I Mit der Routine eines Genießers legt Matthias Metzdorf die Apfelschnitze auf den Teller. Das passiert täglich um 10 Uhr und selten eine Minute später. Jetzt gönnt sich der 93-Jährige eine Pause für den Verzehr eines Apfels. „So viel Zeit muss sein“, sagt er. „Mein Vater hat seine Prinzipien, denen er immer treu geblieben ist“, sagt sein 59-jähriger Sohn Karl-Josef Metzdorf, der den Schreinerbetrieb seit 1986 führt. Außer der Apfel-Pause hat Metzdorf nämlich noch ein unumstößliches Prinzip: Warum aufhören, wenn man sich rüstig fühlt und eine Menge Arbeit wartet?

Genau das ist der Grund, warum er trotz seines hohen Alters immer noch gerne jeden Tag in die Werkstatt geht und selbstverständlich im Team mitarbeitet. Maßvoll und kontinuierlich, darauf komme es an.

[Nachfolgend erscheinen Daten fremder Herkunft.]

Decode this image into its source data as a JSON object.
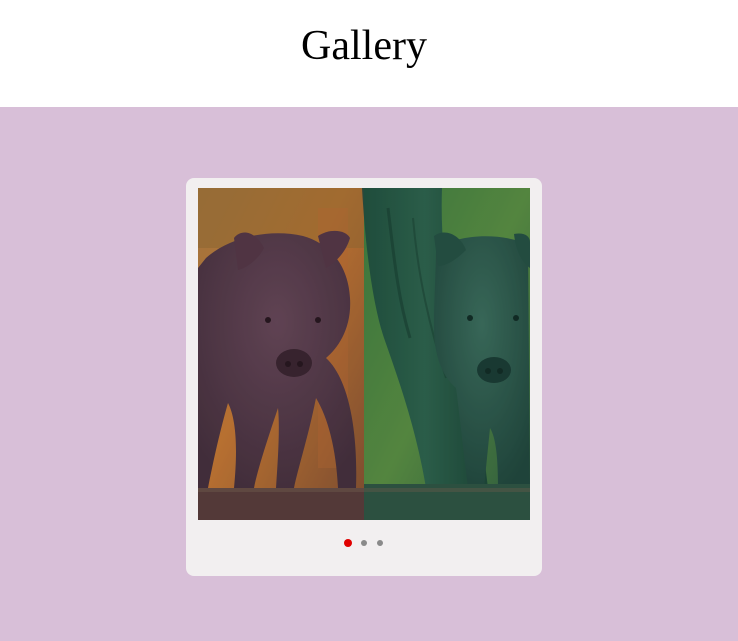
{
  "header": {
    "title": "Gallery"
  },
  "colors": {
    "stage_background": "#d8bfd8",
    "card_background": "#f2eff0",
    "dot_active": "#e00000",
    "dot_inactive": "#8a8a8a"
  },
  "carousel": {
    "slide_count": 3,
    "active_index": 0,
    "slide_names": [
      "wild-boar-photo",
      "slide-2",
      "slide-3"
    ]
  }
}
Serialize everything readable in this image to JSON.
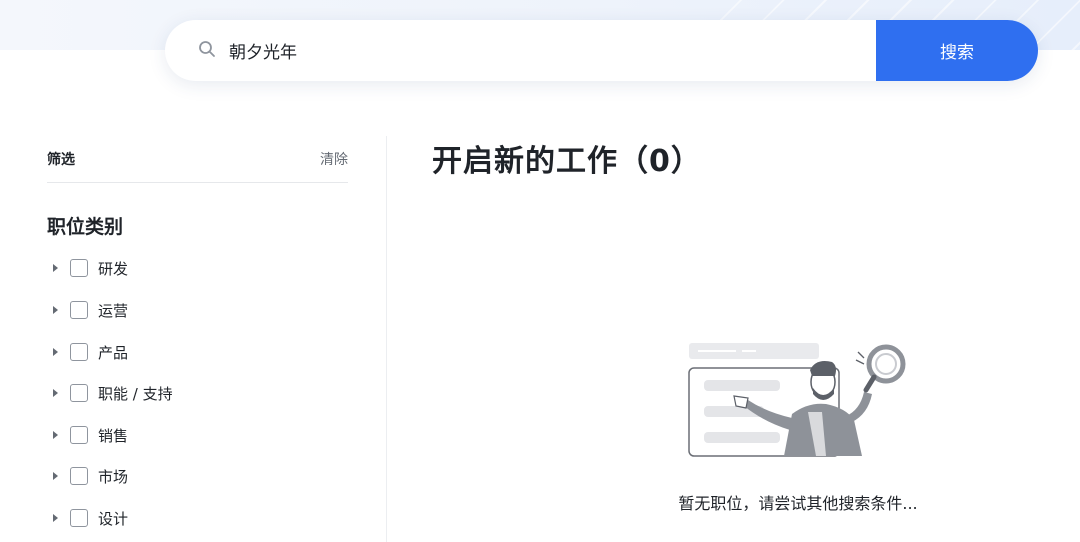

Straffer Zeitplan hält in Schwung
Damit nicht der Schlendrian einreißt, legt Metzdorf Senior Wert auf einen festen Tagesablauf. Um 7.30 Uhr schließt er die alte Werkstatt auf. Die Arbeit beginnt. Um 10 Uhr eine Viertelstunde Pause mit Apfel – dito. Von 12 bis 13 Uhr Mittagessen und Nickerchen, manchmal im Sitzen. „Ich kann mich nicht erinnern, dass die Mittagspause je ausgedehnt wurde“, sagt sein Sohn. Um 16.30 Uhr kurze Arbeitsunterbrechung für den Verzehr eines süßen Teilchens, gerne Apfelstreusel oder Erdbeerkuchen mit Früchten aus eigenem Garten. Um 19.30 Uhr verlässt Metzdorf die Werkstatt. Er macht Feierabend. Und geht oft noch in den Garten, pflanzt Salat und Bohnen. Oder mäht Rasen und sticht den Löwenzahn aus.
Das Arbeitspensum von Matthias Metzdorf ist erstaunlich. Vielleicht ist es aber gerade der geregelte Tagesablauf, der ihn geistig und körperlich fit hält. Ein Leben ohne Handwerk, sagt Metzdorf, könne er sich gar nicht vorstellen.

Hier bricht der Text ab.